A nebulous, intangible concept, the I, but it is the abstraction onto which you breathe fantasy. It is nothing but the material that takes a plaster cast of your veiled desire. Eighteen years of plaster casting to finally learn that I of others is only an impression of yourself.

Hardened, hewn, softened, morphed. Nebulous. Even formed, intangible. Then, performing service within limits. It was a plan for it to BE A MAN, crooning I am man. And it did this in service to the literary whim, nothing but a replication of desire. How plaster is useless, funny dumb, when you see that it is your own echo chamber. It is agony to craft so painstakingly something you later find may as well have been a mirror.

Meanwhile, as I am staring at someone’s twinkling fairy-lights, wondering what if the room catches on fire, I do not know that I am placing the evasive, nebulous curvature aslant the craft-table. She groans under the blunt edges of MAN.

Or, perhaps, she hides within. Weathered by time, unearthed by seasons, freed by the slow, warm tremors of kisses and admissions, a familiar face: unmasked and, tearfully, unlimited.

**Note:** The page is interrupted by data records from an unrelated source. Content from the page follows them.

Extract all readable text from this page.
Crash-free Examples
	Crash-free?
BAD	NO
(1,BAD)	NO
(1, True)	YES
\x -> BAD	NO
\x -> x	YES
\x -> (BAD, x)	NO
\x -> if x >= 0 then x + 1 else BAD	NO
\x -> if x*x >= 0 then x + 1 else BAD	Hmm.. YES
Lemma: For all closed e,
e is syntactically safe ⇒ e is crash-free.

Scratching at the sculptural slip-fissures to pull the shell from the I flesh-body.

Something has become uncomfortable.

Some ill-fitting costume, for some reason, would prefer I be naked than wear it and croon (I am man), for she is not.

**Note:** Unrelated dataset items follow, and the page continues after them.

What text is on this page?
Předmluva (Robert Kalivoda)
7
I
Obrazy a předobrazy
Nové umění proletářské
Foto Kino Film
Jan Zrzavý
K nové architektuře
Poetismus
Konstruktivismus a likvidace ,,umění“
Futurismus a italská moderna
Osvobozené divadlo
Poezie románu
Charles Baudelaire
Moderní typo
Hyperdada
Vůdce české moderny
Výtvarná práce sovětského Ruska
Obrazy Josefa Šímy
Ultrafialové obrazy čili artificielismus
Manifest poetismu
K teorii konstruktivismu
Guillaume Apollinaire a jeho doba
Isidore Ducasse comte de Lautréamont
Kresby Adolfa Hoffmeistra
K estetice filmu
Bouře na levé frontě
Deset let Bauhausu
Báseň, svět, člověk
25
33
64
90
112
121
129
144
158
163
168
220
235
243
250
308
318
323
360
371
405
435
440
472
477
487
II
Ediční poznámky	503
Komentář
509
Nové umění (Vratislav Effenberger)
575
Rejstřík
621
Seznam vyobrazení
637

III. Please do not step on the worms, who love me when no one else will.

This summer, love wrote a song in the dirt with her hot footsteps so the worms could sing it. She whispered her lyric into air for birds to breathe it. She kissed shoulders like the sunlight so that sun would, when it reached them, know love was there. Her profound touch was so subtle that she couldn’t be appreciated until wintertime, when she vanished so that only the haunted sun and birds told the story. The worms leave traces of it on sidewalks that lead to the earliest morning classes.

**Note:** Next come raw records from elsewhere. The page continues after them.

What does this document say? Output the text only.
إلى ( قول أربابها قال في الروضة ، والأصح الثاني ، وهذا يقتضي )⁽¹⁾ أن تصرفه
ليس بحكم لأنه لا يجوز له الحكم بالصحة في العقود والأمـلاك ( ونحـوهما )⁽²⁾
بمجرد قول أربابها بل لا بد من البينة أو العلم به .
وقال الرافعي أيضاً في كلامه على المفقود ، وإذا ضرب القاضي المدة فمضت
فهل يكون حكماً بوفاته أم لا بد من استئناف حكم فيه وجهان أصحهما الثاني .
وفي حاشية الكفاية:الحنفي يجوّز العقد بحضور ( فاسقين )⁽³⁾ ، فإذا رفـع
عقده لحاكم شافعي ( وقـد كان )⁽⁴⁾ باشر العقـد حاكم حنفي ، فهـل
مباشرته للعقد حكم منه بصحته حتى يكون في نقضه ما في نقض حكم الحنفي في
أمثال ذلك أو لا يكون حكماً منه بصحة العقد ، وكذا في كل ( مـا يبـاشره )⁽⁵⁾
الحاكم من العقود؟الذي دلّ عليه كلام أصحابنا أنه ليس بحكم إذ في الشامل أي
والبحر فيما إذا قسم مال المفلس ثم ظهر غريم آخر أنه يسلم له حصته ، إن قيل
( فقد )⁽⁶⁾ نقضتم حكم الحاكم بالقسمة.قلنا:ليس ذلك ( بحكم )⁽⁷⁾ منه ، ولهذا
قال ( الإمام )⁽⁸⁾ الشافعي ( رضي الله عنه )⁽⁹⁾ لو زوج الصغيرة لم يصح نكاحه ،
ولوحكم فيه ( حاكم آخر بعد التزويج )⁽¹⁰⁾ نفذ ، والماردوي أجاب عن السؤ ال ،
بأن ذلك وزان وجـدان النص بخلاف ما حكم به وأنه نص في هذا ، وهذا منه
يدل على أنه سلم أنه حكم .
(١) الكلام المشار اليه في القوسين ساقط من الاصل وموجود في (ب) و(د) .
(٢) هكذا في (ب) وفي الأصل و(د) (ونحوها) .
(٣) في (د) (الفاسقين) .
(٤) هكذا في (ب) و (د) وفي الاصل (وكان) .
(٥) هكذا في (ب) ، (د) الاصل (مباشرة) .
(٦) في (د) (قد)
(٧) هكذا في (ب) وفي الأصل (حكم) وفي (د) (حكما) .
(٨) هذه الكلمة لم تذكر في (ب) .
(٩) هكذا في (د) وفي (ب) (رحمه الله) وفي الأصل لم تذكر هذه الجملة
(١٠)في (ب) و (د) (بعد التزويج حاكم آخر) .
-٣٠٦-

A peopled place like a cafeteria even in all its chaos, cannot prevent a lonely thought from landing like a butterfly on dishes to hum a familiar bird-song-love-song-worm-song. Even in crowds, people are constantly, if secretly, listening to it. Not even water deep-sea-thick or Mississippi-quick washes the sound away. The melancholy siren, Loss, screams more loudly in the winter, when summer’s love has left you, and no noise is loud enough to drown out the urging of a little, love-sick death.

Your sister might say: Okay! That’s fine! It’s okay to lose someone! It’s okay to give up on them!

And something like: treat others the way you’d want to be treated; a musing that can’t help being copied and transmitted generationally but is meaningless in replication. Wanting to be loved swells within, putting pressure on the body from its core, a torrent which logical approaches, embracing the excessive capacities of the mind, try to quell. But bodies want to be loved as much as they want to love, so, although we briefly tame the current and momentarily feel the calm, our humanity makes us volatile. Logic is inevitably consumed by these primal waves of want want and/or hate hate, like primordial floods splashing against the inside of our bodies. These bubble up against us, begging to be exposed. So want. So hate.

So want to comfort someone who also hates and wants, not because you want to be comforted, but because you hurt like others hurt. You also have it within yourself to react volcanically. So don’t cross the street to avoid outbursts, but care because you are a child and animal, not because you are a saint. Caring is not about elevating yourself. Loving is sponging off the mud. So sit on the ground to be low with your love, to get lower than your love and remind yourself that you can be frightened, too. That you are an animal, too.

I watch the wishful pine trees and clouds that we, aiming to uphold the modern human lie of big-ness and power, challenge with skyscrapers and airplanes. But reality is not in distancing self from Earth or even reaching heaven. Peace is on the ground, as low as you can get, shamelessly and thoroughly conjoined with the worms. Please (please) do not step on the worms.